Rapid and Slow Technology Cases
Two alternative cases were created to assess the sensitivity of the projections to changes in the assumed rates of progress in oil and natural gas supply technologies. To create these cases a number of parameters representing technological penetration in the reference case were adjusted to reflect a more rapid and a slower penetration rate. In the reference case, the underlying assumption is that technology will continue to penetrate at historically observed rates. Since technologies are represented somewhat differently in different submodules of the Oil and Gas Supply Module, the approach for representing rapid and slow technology penetration varied as well. For instance, the effects of technological progress on conventional oil and natural gas parameters in the reference case, such as finding rates, drilling, lease equipment and operating costs, and success rates, were adjusted upward and downward by 50 percent (Table 53), for the rapid and slow technology cases, respectively. The approach taken in unconventional natural gas is discussed below.
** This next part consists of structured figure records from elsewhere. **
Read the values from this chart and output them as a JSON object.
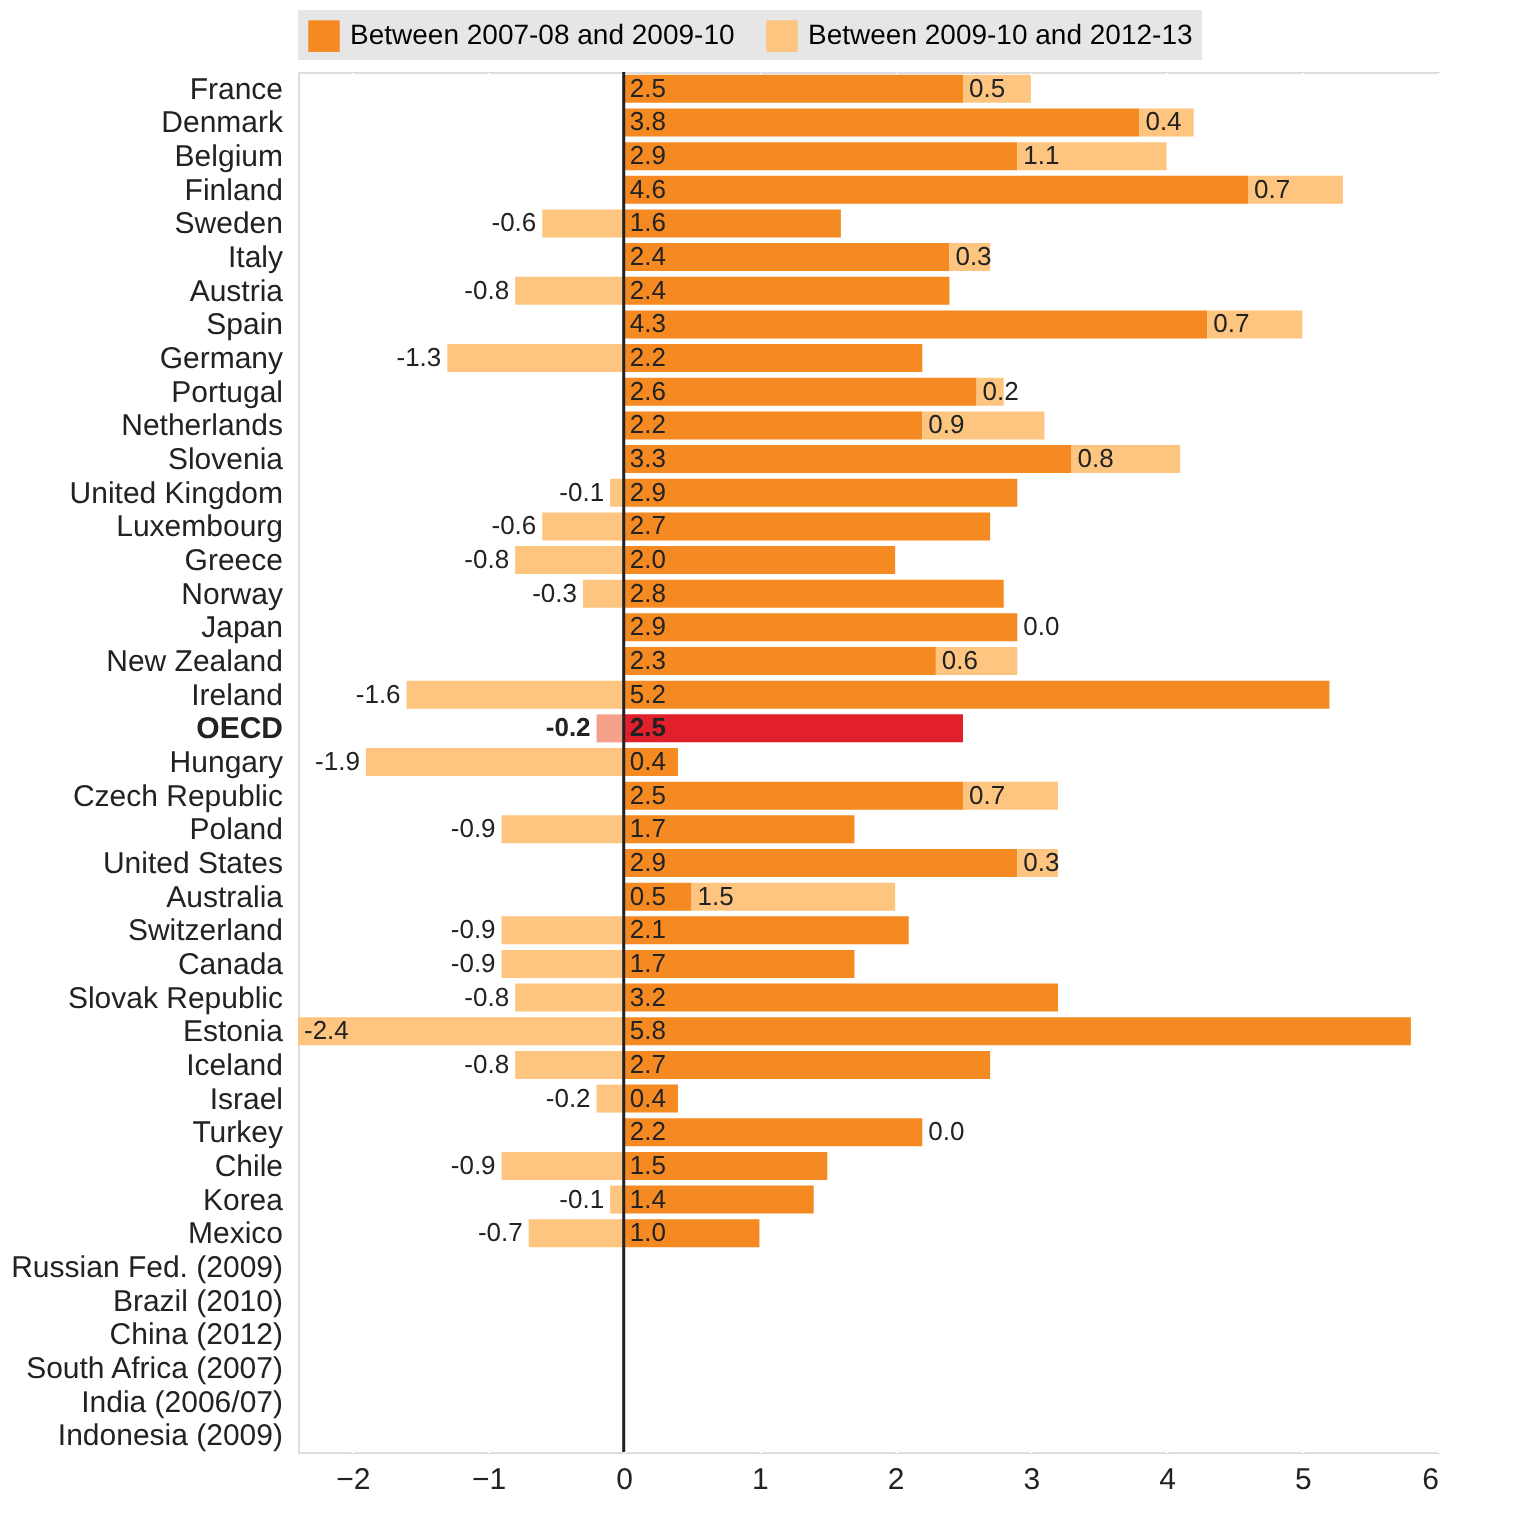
{
  "chart_data": {
    "type": "bar",
    "orientation": "horizontal",
    "stacked": true,
    "categories": [
      "France",
      "Denmark",
      "Belgium",
      "Finland",
      "Sweden",
      "Italy",
      "Austria",
      "Spain",
      "Germany",
      "Portugal",
      "Netherlands",
      "Slovenia",
      "United Kingdom",
      "Luxembourg",
      "Greece",
      "Norway",
      "Japan",
      "New Zealand",
      "Ireland",
      "OECD",
      "Hungary",
      "Czech Republic",
      "Poland",
      "United States",
      "Australia",
      "Switzerland",
      "Canada",
      "Slovak Republic",
      "Estonia",
      "Iceland",
      "Israel",
      "Turkey",
      "Chile",
      "Korea",
      "Mexico",
      "Russian Fed. (2009)",
      "Brazil (2010)",
      "China (2012)",
      "South Africa (2007)",
      "India (2006/07)",
      "Indonesia (2009)"
    ],
    "series": [
      {
        "name": "Between 2007-08 and 2009-10",
        "color": "#f58a23",
        "colors": [
          "#f58a23",
          "#f58a23",
          "#f58a23",
          "#f58a23",
          "#f58a23",
          "#f58a23",
          "#f58a23",
          "#f58a23",
          "#f58a23",
          "#f58a23",
          "#f58a23",
          "#f58a23",
          "#f58a23",
          "#f58a23",
          "#f58a23",
          "#f58a23",
          "#f58a23",
          "#f58a23",
          "#f58a23",
          "#e2202b",
          "#f58a23",
          "#f58a23",
          "#f58a23",
          "#f58a23",
          "#f58a23",
          "#f58a23",
          "#f58a23",
          "#f58a23",
          "#f58a23",
          "#f58a23",
          "#f58a23",
          "#f58a23",
          "#f58a23",
          "#f58a23",
          "#f58a23",
          "#f58a23",
          "#f58a23",
          "#f58a23",
          "#f58a23",
          "#f58a23",
          "#f58a23"
        ],
        "values": [
          2.5,
          3.8,
          2.9,
          4.6,
          1.6,
          2.4,
          2.4,
          4.3,
          2.2,
          2.6,
          2.2,
          3.3,
          2.9,
          2.7,
          2.0,
          2.8,
          2.9,
          2.3,
          5.2,
          2.5,
          0.4,
          2.5,
          1.7,
          2.9,
          0.5,
          2.1,
          1.7,
          3.2,
          5.8,
          2.7,
          0.4,
          2.2,
          1.5,
          1.4,
          1.0,
          null,
          null,
          null,
          null,
          null,
          null
        ],
        "value_labels": [
          "2.5",
          "3.8",
          "2.9",
          "4.6",
          "1.6",
          "2.4",
          "2.4",
          "4.3",
          "2.2",
          "2.6",
          "2.2",
          "3.3",
          "2.9",
          "2.7",
          "2.0",
          "2.8",
          "2.9",
          "2.3",
          "5.2",
          "2.5",
          "0.4",
          "2.5",
          "1.7",
          "2.9",
          "0.5",
          "2.1",
          "1.7",
          "3.2",
          "5.8",
          "2.7",
          "0.4",
          "2.2",
          "1.5",
          "1.4",
          "1.0",
          null,
          null,
          null,
          null,
          null,
          null
        ]
      },
      {
        "name": "Between 2009-10 and 2012-13",
        "color": "#fdc57f",
        "colors": [
          "#fdc57f",
          "#fdc57f",
          "#fdc57f",
          "#fdc57f",
          "#fdc57f",
          "#fdc57f",
          "#fdc57f",
          "#fdc57f",
          "#fdc57f",
          "#fdc57f",
          "#fdc57f",
          "#fdc57f",
          "#fdc57f",
          "#fdc57f",
          "#fdc57f",
          "#fdc57f",
          "#fdc57f",
          "#fdc57f",
          "#fdc57f",
          "#f4a08a",
          "#fdc57f",
          "#fdc57f",
          "#fdc57f",
          "#fdc57f",
          "#fdc57f",
          "#fdc57f",
          "#fdc57f",
          "#fdc57f",
          "#fdc57f",
          "#fdc57f",
          "#fdc57f",
          "#fdc57f",
          "#fdc57f",
          "#fdc57f",
          "#fdc57f",
          "#fdc57f",
          "#fdc57f",
          "#fdc57f",
          "#fdc57f",
          "#fdc57f",
          "#fdc57f"
        ],
        "values": [
          0.5,
          0.4,
          1.1,
          0.7,
          -0.6,
          0.3,
          -0.8,
          0.7,
          -1.3,
          0.2,
          0.9,
          0.8,
          -0.1,
          -0.6,
          -0.8,
          -0.3,
          0.0,
          0.6,
          -1.6,
          -0.2,
          -1.9,
          0.7,
          -0.9,
          0.3,
          1.5,
          -0.9,
          -0.9,
          -0.8,
          -2.4,
          -0.8,
          -0.2,
          0.0,
          -0.9,
          -0.1,
          -0.7,
          null,
          null,
          null,
          null,
          null,
          null
        ],
        "value_labels": [
          "0.5",
          "0.4",
          "1.1",
          "0.7",
          "-0.6",
          "0.3",
          "-0.8",
          "0.7",
          "-1.3",
          "0.2",
          "0.9",
          "0.8",
          "-0.1",
          "-0.6",
          "-0.8",
          "-0.3",
          "0.0",
          "0.6",
          "-1.6",
          "-0.2",
          "-1.9",
          "0.7",
          "-0.9",
          "0.3",
          "1.5",
          "-0.9",
          "-0.9",
          "-0.8",
          "-2.4",
          "-0.8",
          "-0.2",
          "0.0",
          "-0.9",
          "-0.1",
          "-0.7",
          null,
          null,
          null,
          null,
          null,
          null
        ]
      }
    ],
    "xlim": [
      -2.4,
      6
    ],
    "xticks": [
      -2,
      -1,
      0,
      1,
      2,
      3,
      4,
      5,
      6
    ],
    "grid": "x",
    "legend": "top"
  }
}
In the Canadian supply submodule, successful natural gas wells and production levels in the Western Canadian Sedimentary Basin (WCSB) are assumed to be progressively greater in the rapid technology case and lesser in the slow technology case across the forecast horizon. By 2030, the number of successful natural gas wells associated with conventional and tight formations are approximately 13 percent higher and lower in the rapid and slow technology cases than in the reference case due to differences in assumed technological improvements. Potential production rates from conventional new discoveries are adjusted upward and downward by 25 percent in the rapid and slow technology cases, respectively. The resource base levels for the WCSB were assumed not to vary across technology cases. The technology parameter on production from coal bed natural gas wells is adjusted upward and downward by 50 percent under the rapid and slow technology cases, resulting in production levels approximately 25 percent higher or lower due to assumed technological differences. Finally, the minimum supply prices deemed necessary to trigger the Alaska and MacKenzie Delta natural gas pipelines are progressively decreased or increased over the forecast in the rapid and slow technology cases, respectively, downward or upward from 0.0 to 12.5 percent by 2030. All other parameters in the model were kept at their reference case values, including technology parameters for other modules, parameters affecting foreign oil supply, and assumptions about imports and exports of LNG and natural gas trade between the United States and Mexico.
The Unconventional Gas Recovery Supply Submodule (UGRSS) relies on Technology Impacts and Timing functions to capture the effects of technological progress on costs and productivity in the development of gas from deposits of coalbed methane, gas shales, and tight sands. The numerous research and technology initiatives are combined into 11 specific “technology groups,” that encompass the full spectrum of key disciplines — geology, engineering, operations, and the environment. The technology groups utilized for the Annual Energy Outlook 2005 are characterized for three distinct technology cases — Slow Technological Progress, Reference Case, and Rapid Technological Progress — that capture three different futures for technology progress. The 11 technology groups are listed in Table 54. Table 55 provides a description of their treatment under the different technology cases.